Clifford W. Randall's study, paid for by the CBF, said "fairly minor upgrades'' and creative funding such as a "flush tax'' similar to one enacted in Maryland could lead to cheaper and faster means of cutting the amount of nutrients released at Virginia's sewage-treatment plants, the source of about one-third of the state's pollution to waterways.

In April, the Virginia Department of Natural Resources said bay funding had not yet been provided by the General Assembly. Environmentalists said the state was backing away from addressing a 2000 agreement among five states and the District of Columbia to reduce sediments and nutrients that drain into the bay, encouraging aquatic plant growth and choking sea life.
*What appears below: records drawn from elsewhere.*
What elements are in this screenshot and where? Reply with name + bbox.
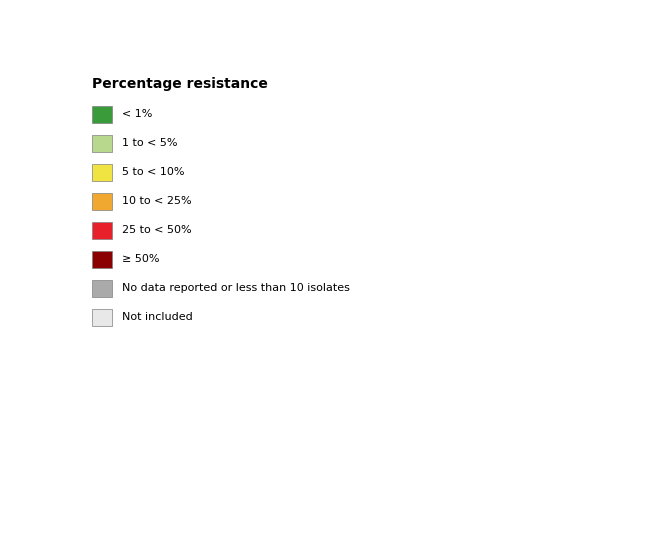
Text: Not included: Not included — [122, 312, 193, 322]
Text: < 1%: < 1% — [122, 109, 153, 119]
Bar — [91, 106, 112, 123]
Bar — [91, 309, 112, 325]
Bar — [91, 164, 112, 181]
Text: 5 to < 10%: 5 to < 10% — [122, 167, 185, 177]
Bar — [91, 251, 112, 267]
Text: ≥ 50%: ≥ 50% — [122, 254, 160, 264]
Text: 25 to < 50%: 25 to < 50% — [122, 225, 192, 235]
Text: Percentage resistance: Percentage resistance — [91, 77, 267, 91]
Bar — [91, 222, 112, 238]
Text: No data reported or less than 10 isolates: No data reported or less than 10 isolate… — [122, 284, 350, 293]
Bar — [91, 280, 112, 296]
Text: 10 to < 25%: 10 to < 25% — [122, 196, 192, 206]
Bar — [91, 135, 112, 152]
Text: 1 to < 5%: 1 to < 5% — [122, 138, 177, 148]
Bar — [91, 193, 112, 210]
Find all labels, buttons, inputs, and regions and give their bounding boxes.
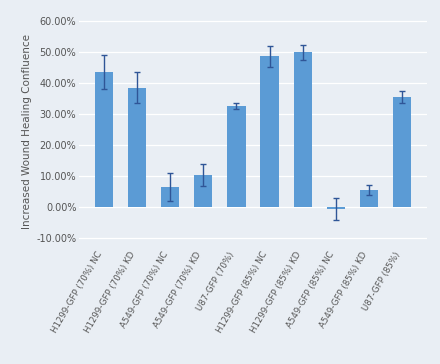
Bar bbox=[227, 106, 246, 207]
Bar bbox=[360, 190, 378, 207]
Bar bbox=[326, 207, 345, 209]
Bar bbox=[128, 88, 146, 207]
Bar bbox=[260, 56, 279, 207]
Y-axis label: Increased Wound Healing Confluence: Increased Wound Healing Confluence bbox=[22, 33, 32, 229]
Bar bbox=[95, 72, 113, 207]
Bar bbox=[161, 187, 180, 207]
Bar bbox=[293, 52, 312, 207]
Bar bbox=[194, 175, 213, 207]
Bar bbox=[393, 97, 411, 207]
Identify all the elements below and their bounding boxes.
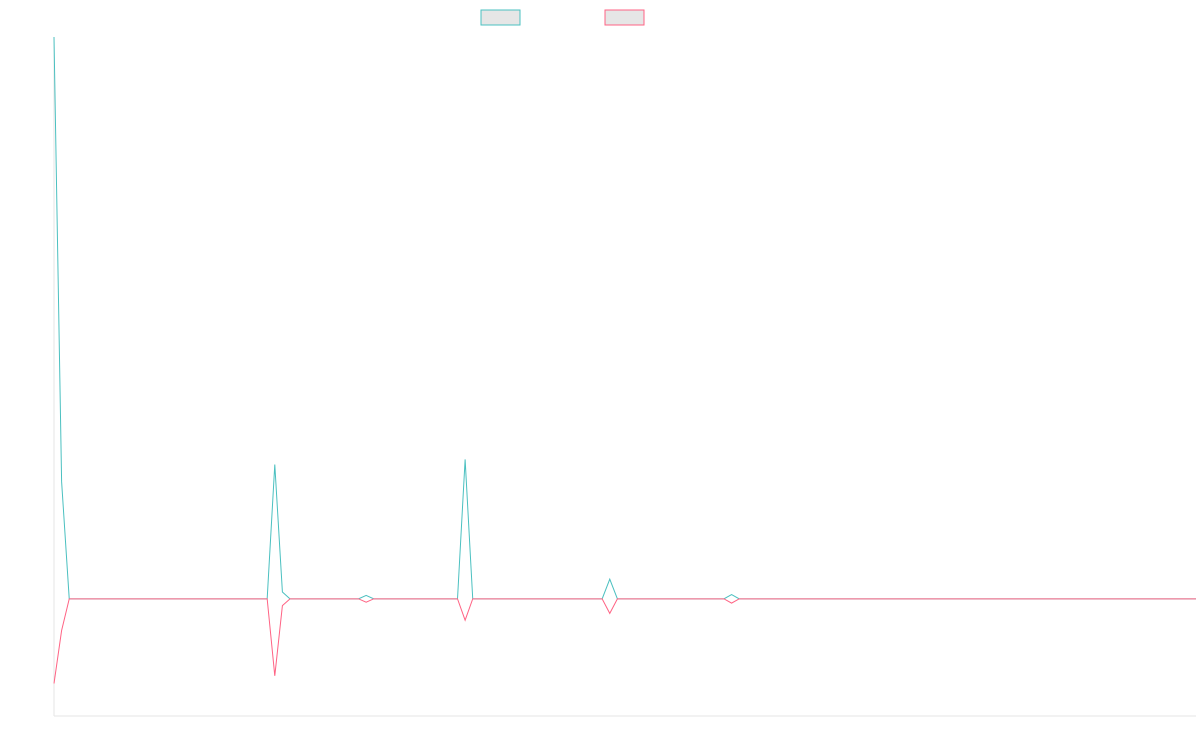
legend[interactable] (480, 9, 645, 26)
series-line-2 (53, 598, 1196, 684)
series-line-1 (53, 36, 1196, 600)
legend-swatch-2[interactable] (604, 9, 645, 26)
plot-area (53, 36, 1196, 684)
axes (53, 37, 1196, 717)
legend-swatch-1[interactable] (480, 9, 521, 26)
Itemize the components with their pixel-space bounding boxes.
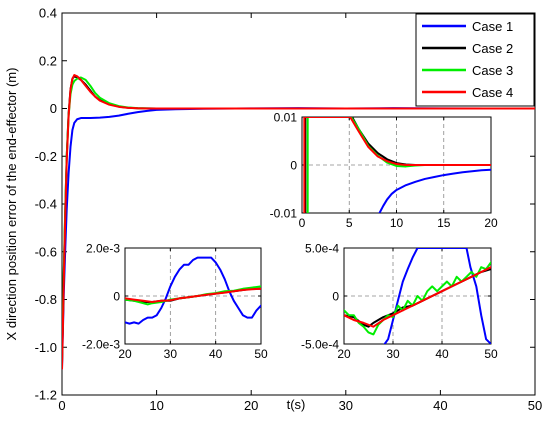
main-y-ticks: -1.2 -1.0 -0.8 -0.6 -0.4 -0.2 0 0.2 0.4 — [35, 6, 535, 403]
x-tick-label: 5 — [346, 216, 353, 230]
y-tick-label: -1.2 — [35, 388, 57, 403]
inset-c-axes: 20 30 40 50 -5.0e-4 0 5.0e-4 — [301, 241, 498, 361]
legend-entries: Case 1 Case 2 Case 3 Case 4 — [422, 19, 513, 100]
x-tick-label: 50 — [254, 347, 268, 361]
main-series — [62, 74, 535, 370]
inset-b-axes: 20 30 40 50 -2.0e-3 0 2.0e-3 — [82, 241, 268, 361]
y-tick-label: 2.0e-3 — [86, 241, 120, 255]
inset_b-series-case-4 — [125, 287, 261, 303]
inset_a-series-case-4 — [303, 117, 491, 213]
y-axis-label: X direction position error of the end-ef… — [4, 68, 19, 341]
y-tick-label: -5.0e-4 — [301, 337, 339, 351]
y-tick-label: -0.01 — [270, 206, 298, 220]
x-tick-label: 30 — [386, 347, 400, 361]
x-tick-label: 50 — [528, 398, 542, 413]
legend-label: Case 3 — [472, 63, 513, 78]
y-tick-label: -2.0e-3 — [82, 337, 120, 351]
y-tick-label: 0 — [290, 158, 297, 172]
x-tick-label: 10 — [390, 216, 404, 230]
y-tick-label: -0.2 — [35, 149, 57, 164]
legend-label: Case 1 — [472, 19, 513, 34]
legend: Case 1 Case 2 Case 3 Case 4 — [415, 13, 535, 107]
y-tick-label: -1.0 — [35, 340, 57, 355]
legend-box — [415, 13, 535, 107]
y-tick-label: 5.0e-4 — [305, 241, 339, 255]
x-tick-label: 30 — [339, 398, 353, 413]
y-tick-label: 0.01 — [274, 110, 298, 124]
inset_c-series-case-3 — [344, 261, 491, 336]
x-tick-label: 40 — [209, 347, 223, 361]
inset_a-x-ticks: 0 5 10 15 20 — [299, 117, 498, 230]
legend-label: Case 2 — [472, 41, 513, 56]
y-tick-label: -0.8 — [35, 292, 57, 307]
main-x-ticks: 0 10 20 30 40 50 — [58, 13, 542, 413]
x-tick-label: 10 — [149, 398, 163, 413]
inset_c-x-ticks: 20 30 40 50 — [337, 248, 498, 361]
inset_a-series-case-1 — [378, 168, 491, 213]
x-tick-label: 20 — [244, 398, 258, 413]
x-tick-label: 15 — [437, 216, 451, 230]
y-tick-label: -0.6 — [35, 244, 57, 259]
y-tick-label: 0.4 — [39, 6, 57, 21]
inset_c-series-case-4 — [344, 266, 491, 328]
y-tick-label: 0 — [332, 289, 339, 303]
inset_c-series — [344, 248, 491, 344]
inset_a-series — [303, 117, 491, 213]
y-tick-label: 0.2 — [39, 53, 57, 68]
x-tick-label: 20 — [484, 216, 498, 230]
y-tick-label: 0 — [50, 101, 57, 116]
x-tick-label: 20 — [337, 347, 351, 361]
inset_c-y-ticks: -5.0e-4 0 5.0e-4 — [301, 241, 491, 351]
legend-label: Case 4 — [472, 85, 513, 100]
x-tick-label: 30 — [164, 347, 178, 361]
inset_b-series — [125, 256, 261, 325]
inset_a-y-ticks: -0.01 0 0.01 — [270, 110, 491, 220]
inset_b-series-case-1 — [125, 256, 261, 325]
x-tick-label: 40 — [433, 398, 447, 413]
x-tick-label: 40 — [435, 347, 449, 361]
y-tick-label: 0 — [113, 289, 120, 303]
x-tick-label: 20 — [118, 347, 132, 361]
x-axis-label: t(s) — [287, 397, 306, 412]
y-tick-label: -0.4 — [35, 197, 57, 212]
x-tick-label: 50 — [484, 347, 498, 361]
x-tick-label: 0 — [58, 398, 65, 413]
x-tick-label: 0 — [299, 216, 306, 230]
inset_b-y-ticks: -2.0e-3 0 2.0e-3 — [82, 241, 261, 351]
main-series-case-4 — [62, 74, 535, 370]
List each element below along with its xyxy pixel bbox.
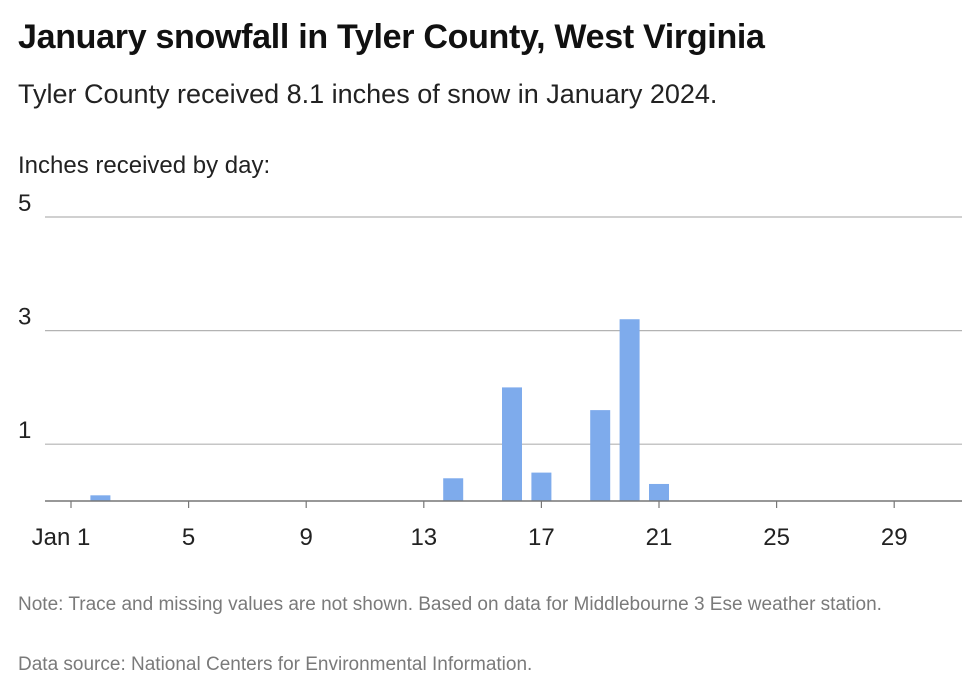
x-tick-label: 17 [528, 524, 555, 551]
bar-jan-14 [443, 478, 464, 501]
y-axis-label: Inches received by day: [18, 152, 271, 179]
chart-note: Note: Trace and missing values are not s… [18, 594, 882, 615]
y-tick-label: 1 [18, 417, 31, 444]
x-tick-label: 9 [300, 524, 313, 551]
data-source: Data source: National Centers for Enviro… [18, 654, 533, 675]
x-tick-label: 21 [646, 524, 673, 551]
bar-jan-16 [502, 387, 522, 501]
bar-jan-20 [619, 319, 640, 501]
bar-jan-21 [649, 483, 669, 501]
bar-jan-2 [90, 495, 111, 501]
x-tick-label: 13 [410, 524, 437, 551]
bars [90, 319, 669, 501]
x-tick-label: 29 [881, 524, 908, 551]
y-tick-label: 5 [18, 190, 31, 217]
chart-title: January snowfall in Tyler County, West V… [18, 18, 765, 56]
bar-jan-17 [531, 472, 552, 501]
bar-jan-19 [590, 410, 611, 501]
x-tick-label: 5 [182, 524, 195, 551]
x-tick-labels: Jan 1 5 9 13 17 21 25 29 [32, 501, 908, 551]
x-tick-label: Jan 1 [32, 524, 91, 551]
y-tick-label: 3 [18, 304, 31, 331]
chart-subtitle: Tyler County received 8.1 inches of snow… [18, 79, 718, 109]
x-tick-label: 25 [763, 524, 790, 551]
y-tick-labels: 1 3 5 [18, 190, 31, 444]
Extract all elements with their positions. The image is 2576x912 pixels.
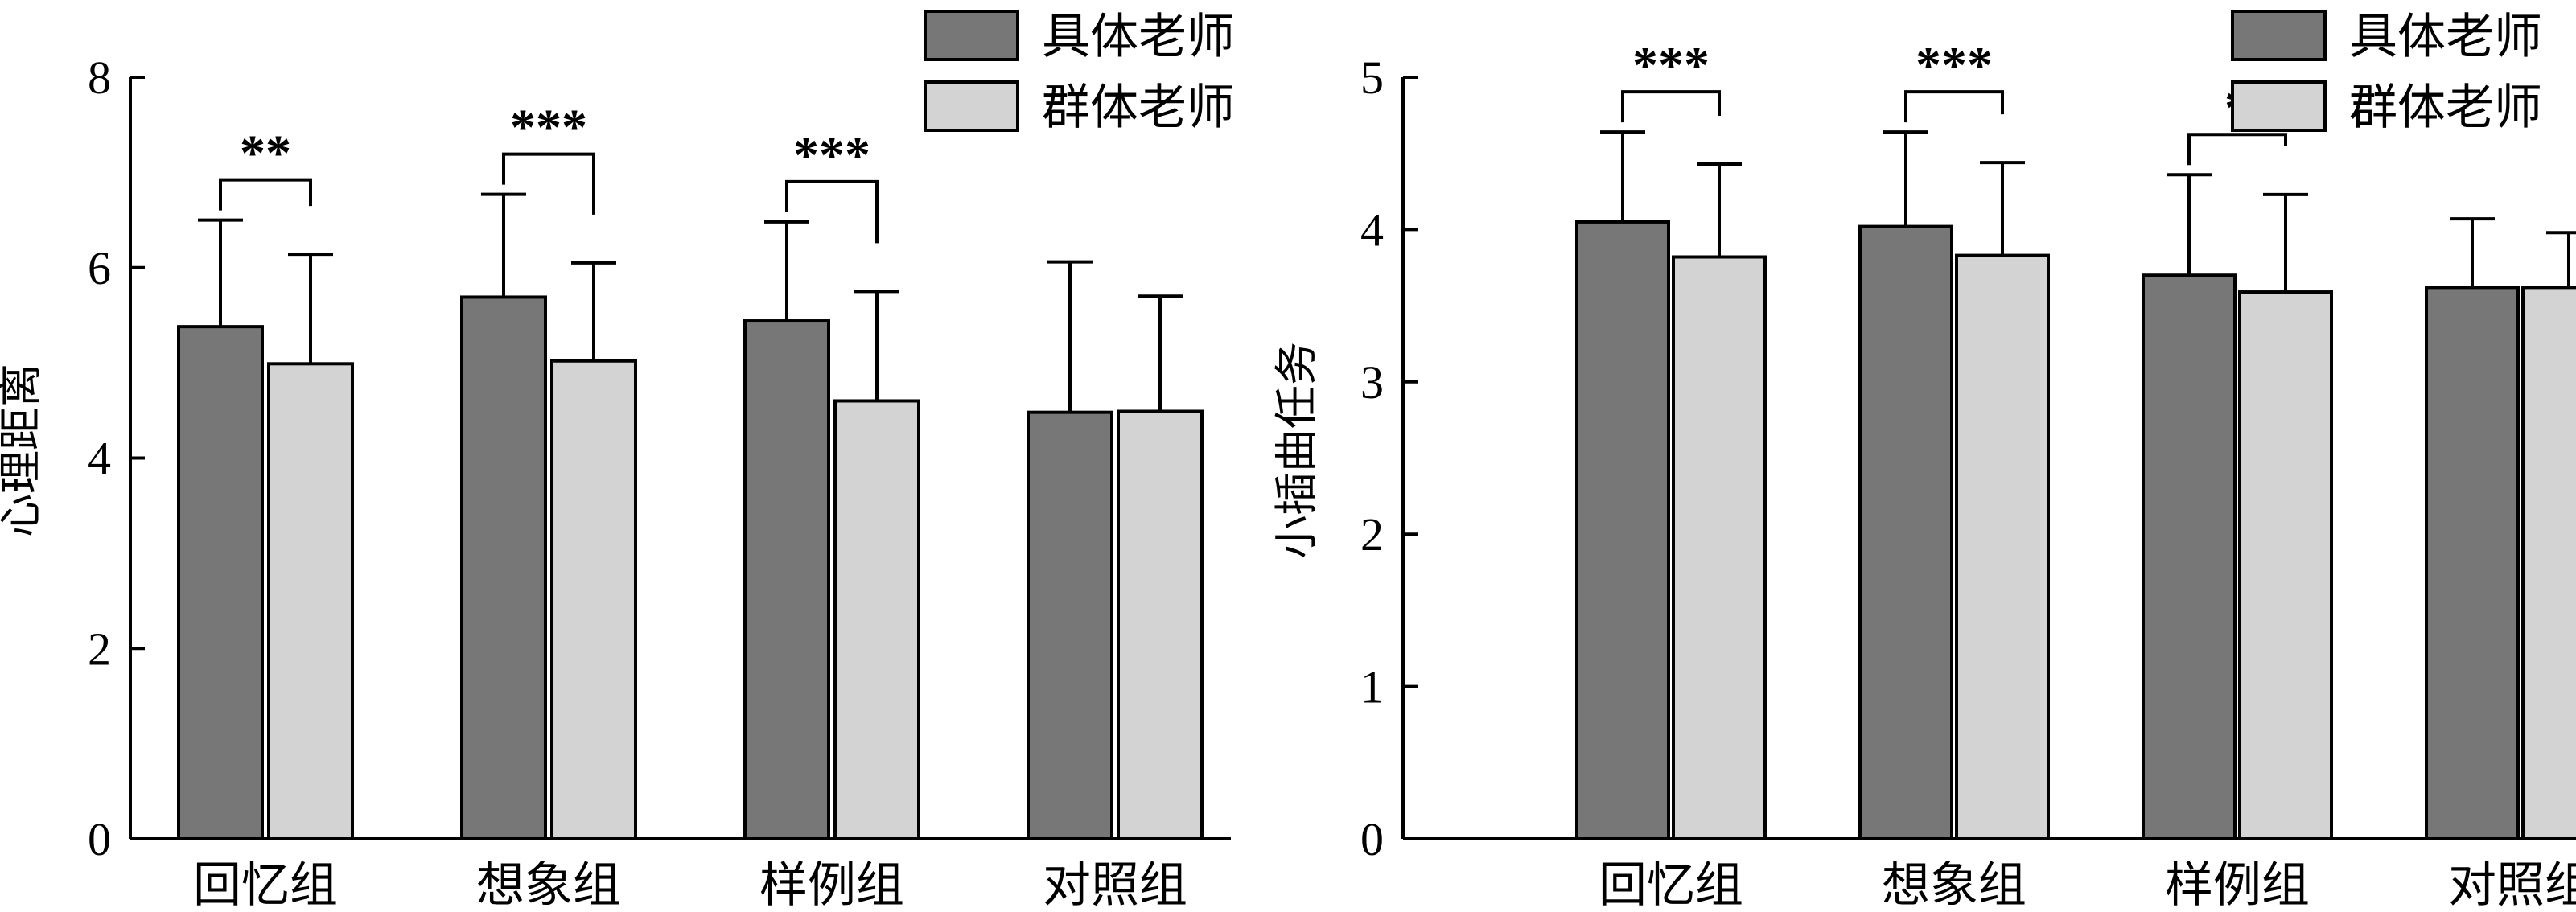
- y-tick-label: 2: [1360, 508, 1384, 561]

Last year, a dead zone of about 250 square miles was found in the bay, created by low oxygen that killed aquatic life.

"We're all part of the problem. We all need to be part of the solution,'' said Roy A. Hoagland, the foundation's executive director. "For less than the cost of a weekly lottery ticket per household, we can clean up Virginia's sewage-treatment plants.''

The Maryland legislature enacted a bill this year imposing fees of $2.50 monthly fee on sewer bills and $30 annually for owners of septic systems to establish the Atlantic Coastal Bays Restoration Fund.

CBF's top priority in the 2005 Virginia General Assembly session will be to create a fee similar to Maryland's flush tax.

According to Randall, tapping into a sewage plant's excess treatment capacity would allow the facilities to use nearly 40 percent of the plant that's currently out of service. The upgrade, he said, would cost $120 million. That's about the same figure the state has purportedly spent over seven years through the Virginia Water Quality Improvement Fund that has already been made available to plants statewide for seven years.

Because most plants are purposely over-designed, made larger in case of future population surges, this strategy would see immediate results because only about 60 percent is ever used, Randall said. It's also the chief reason why industry officials -- fearing the plant would be unprepared for a population upswing -- oppose such a tactic.

Incentives such as a user tax would be necessary, Randall said. In that scenario, the tax would accumulate into a special fund guaranteeing future plant modifications.

Another example is that treatment plants have historically overestimated the costs and time it would take to implement nutrient-removal technology.

Such was the case in New York, where the courts mandated that the city reduce the amounts of nitrogen discharged, affecting 11 treatment plants.

Initial costs had put the project at $14.2 billion, which had assumed each plant would need to process its own sludge. Instead, officials decided to centralize the sludge's process and treatment. That move alone, Randall said, made the actual cost $1.4 billion. Using other technology, the city further reduced the expense by 96%.

Randall said such a tactic could work in Virginia, where Hampton Roads, Richmond, Washington D.C., and other areas with nearby plants could be centralized.

Present at the media briefing was W. Tayloe Murphy Jr., state secretary of Natural Resources. Last month, Murphy told state workers that Virginia -- or, namely his agency -- was committed to keeping its commitments to the Chesapeake 2000 agreement.

"We must either pursue their implementation aggressively, or admit up front that we have no intention of meeting them,'' he said.

Critics, however, were immediately critical of the plan, which they said does not explain how the improvements would be financed or enforced.